Never is a strong term, but the role of a dealer must evolve into being more of a merchant than a curator. No one ever accused Sotheby’s and Christie’s of being curators, but rather as super promoters. If you want to curate, go to a museum; to make money you have to raise the awareness of your business and promote it so it can engage one’s visual and intellectual attention. You don’t do that by building walls of intimidation (go to a “fancy” antiques show), price deception (auction with secret reserves or dealers not showing a price tag), and difficulty in finding and shipping the item. We are not talking about buying TV’s, but these are major obstacles to connect with the potentially massive public domain.
These issues of making it difficult to embrace the public will not be ameliorated by any dealer run organization, as has been the case for the last 35 years (since the British dealers blinked at the imposition of the buyer’s premium at auctions). Dealers as a group sounds more like an oxymoron for inaction. It can only come from some sort of dealer consolidation, where many can be spoken for by one dealer, both in policy and operation. Perhaps that is an evolutionary thought for my industry, but how else will it ultimately survive?
For the last several months, I have heard from so many dealers that having a physical storefront is not particularly relished any more. An incredible number of venerable and well stocked firms have made the decision not to renew a lease or are looking for an exit from the business. And this is on top of an industry that has contracted significantly in the last 10 years. Adding fire to the situation, The New York Times noted in an article on affluence that every major category of wealth spending rose considerably, but furniture fell 16%, yes 16%.
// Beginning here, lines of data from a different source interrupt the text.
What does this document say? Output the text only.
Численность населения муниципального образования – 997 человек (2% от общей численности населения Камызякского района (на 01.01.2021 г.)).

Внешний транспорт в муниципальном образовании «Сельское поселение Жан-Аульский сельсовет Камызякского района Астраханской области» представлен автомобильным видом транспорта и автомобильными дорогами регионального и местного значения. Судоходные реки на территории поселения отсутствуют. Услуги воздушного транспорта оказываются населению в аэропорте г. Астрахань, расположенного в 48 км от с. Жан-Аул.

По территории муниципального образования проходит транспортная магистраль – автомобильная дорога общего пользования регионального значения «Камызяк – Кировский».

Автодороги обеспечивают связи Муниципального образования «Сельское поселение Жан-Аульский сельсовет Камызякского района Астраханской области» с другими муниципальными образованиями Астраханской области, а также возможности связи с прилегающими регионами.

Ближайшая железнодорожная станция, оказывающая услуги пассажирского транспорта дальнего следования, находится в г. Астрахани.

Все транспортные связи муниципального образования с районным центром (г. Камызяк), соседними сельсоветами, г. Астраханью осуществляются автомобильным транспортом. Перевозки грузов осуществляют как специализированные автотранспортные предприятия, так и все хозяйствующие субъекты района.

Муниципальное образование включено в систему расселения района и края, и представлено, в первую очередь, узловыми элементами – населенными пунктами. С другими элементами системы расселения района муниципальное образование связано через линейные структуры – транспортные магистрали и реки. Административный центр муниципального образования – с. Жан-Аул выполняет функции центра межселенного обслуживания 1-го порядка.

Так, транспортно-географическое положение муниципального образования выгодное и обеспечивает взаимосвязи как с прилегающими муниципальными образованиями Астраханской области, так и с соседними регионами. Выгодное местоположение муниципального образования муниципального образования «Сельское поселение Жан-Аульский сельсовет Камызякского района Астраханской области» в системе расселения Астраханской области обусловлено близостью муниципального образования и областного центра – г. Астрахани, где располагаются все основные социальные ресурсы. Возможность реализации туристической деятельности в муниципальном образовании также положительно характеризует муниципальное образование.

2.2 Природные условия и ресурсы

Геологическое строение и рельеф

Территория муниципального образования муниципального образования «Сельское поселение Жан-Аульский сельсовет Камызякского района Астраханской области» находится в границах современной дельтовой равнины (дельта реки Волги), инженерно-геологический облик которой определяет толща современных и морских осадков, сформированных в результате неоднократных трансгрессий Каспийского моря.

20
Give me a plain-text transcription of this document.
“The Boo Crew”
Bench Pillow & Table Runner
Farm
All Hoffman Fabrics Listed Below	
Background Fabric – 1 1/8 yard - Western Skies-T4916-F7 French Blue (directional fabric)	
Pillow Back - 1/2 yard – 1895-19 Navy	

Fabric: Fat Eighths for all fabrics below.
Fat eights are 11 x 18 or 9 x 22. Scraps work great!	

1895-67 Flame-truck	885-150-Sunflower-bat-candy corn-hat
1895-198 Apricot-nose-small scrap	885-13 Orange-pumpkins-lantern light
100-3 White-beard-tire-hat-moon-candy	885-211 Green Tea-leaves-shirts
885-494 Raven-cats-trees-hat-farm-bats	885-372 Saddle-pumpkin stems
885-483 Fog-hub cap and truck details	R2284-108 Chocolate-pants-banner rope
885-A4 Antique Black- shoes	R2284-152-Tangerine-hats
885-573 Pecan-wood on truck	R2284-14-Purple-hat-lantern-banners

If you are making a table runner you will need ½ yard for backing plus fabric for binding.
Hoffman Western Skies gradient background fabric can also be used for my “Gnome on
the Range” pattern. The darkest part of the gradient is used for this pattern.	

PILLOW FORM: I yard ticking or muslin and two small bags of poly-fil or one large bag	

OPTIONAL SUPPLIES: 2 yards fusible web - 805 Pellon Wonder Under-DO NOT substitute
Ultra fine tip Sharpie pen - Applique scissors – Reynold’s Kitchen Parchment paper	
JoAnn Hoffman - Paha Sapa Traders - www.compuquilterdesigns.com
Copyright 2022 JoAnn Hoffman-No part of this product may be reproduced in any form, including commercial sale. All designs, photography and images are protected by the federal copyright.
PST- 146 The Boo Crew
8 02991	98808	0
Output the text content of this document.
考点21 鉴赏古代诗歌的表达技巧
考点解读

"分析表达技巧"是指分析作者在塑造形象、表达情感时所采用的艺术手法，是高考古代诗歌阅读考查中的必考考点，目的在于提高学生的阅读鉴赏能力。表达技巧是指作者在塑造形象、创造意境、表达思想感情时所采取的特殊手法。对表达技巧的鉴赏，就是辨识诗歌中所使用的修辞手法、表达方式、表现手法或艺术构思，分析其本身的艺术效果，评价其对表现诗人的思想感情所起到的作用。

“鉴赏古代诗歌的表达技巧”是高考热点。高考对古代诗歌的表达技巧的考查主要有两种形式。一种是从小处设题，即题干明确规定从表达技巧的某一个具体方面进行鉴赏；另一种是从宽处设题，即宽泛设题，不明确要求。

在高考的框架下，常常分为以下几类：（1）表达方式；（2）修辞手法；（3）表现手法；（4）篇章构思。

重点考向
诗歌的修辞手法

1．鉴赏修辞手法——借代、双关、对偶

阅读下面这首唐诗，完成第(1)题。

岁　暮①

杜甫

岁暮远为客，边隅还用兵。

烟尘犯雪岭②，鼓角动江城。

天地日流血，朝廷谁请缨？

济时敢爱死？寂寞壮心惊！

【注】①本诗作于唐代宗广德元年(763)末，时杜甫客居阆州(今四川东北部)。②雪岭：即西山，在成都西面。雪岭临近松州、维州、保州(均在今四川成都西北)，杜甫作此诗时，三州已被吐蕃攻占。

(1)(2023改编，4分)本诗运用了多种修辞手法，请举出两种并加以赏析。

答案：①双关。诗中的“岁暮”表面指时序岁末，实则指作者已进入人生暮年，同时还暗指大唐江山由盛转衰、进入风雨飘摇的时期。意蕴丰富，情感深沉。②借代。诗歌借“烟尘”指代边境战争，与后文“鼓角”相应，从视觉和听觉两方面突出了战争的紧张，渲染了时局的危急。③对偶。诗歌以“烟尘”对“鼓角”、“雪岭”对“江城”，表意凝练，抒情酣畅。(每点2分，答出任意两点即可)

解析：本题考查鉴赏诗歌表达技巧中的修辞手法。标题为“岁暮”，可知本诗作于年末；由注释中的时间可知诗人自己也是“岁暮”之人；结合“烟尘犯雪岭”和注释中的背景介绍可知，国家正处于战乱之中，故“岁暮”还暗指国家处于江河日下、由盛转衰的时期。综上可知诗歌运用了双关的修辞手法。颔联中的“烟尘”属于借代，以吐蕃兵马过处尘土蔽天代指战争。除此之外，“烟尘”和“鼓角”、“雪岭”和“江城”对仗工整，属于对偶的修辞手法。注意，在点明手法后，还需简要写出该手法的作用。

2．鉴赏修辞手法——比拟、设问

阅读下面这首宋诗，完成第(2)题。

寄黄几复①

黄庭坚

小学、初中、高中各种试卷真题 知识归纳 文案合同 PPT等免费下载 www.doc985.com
But somehow, I think Newel will survive this present state of the industry like it has always survived; it will go on with what it does best but with a vision of doing it even better. For years we have been busting out of our building and it has been a major constraint on our growth. Walk-ins can be great (and scarce) but a presence on the Internet is worth that price.
Later this year, we are planning to move our business to a new destination; the third in our history, Long Island City. Yes, it is across the river from where we are now, but it is closer than you think and will make Newel bigger and better. We’re going, going, gone; across the river into an exciting new channel of our future.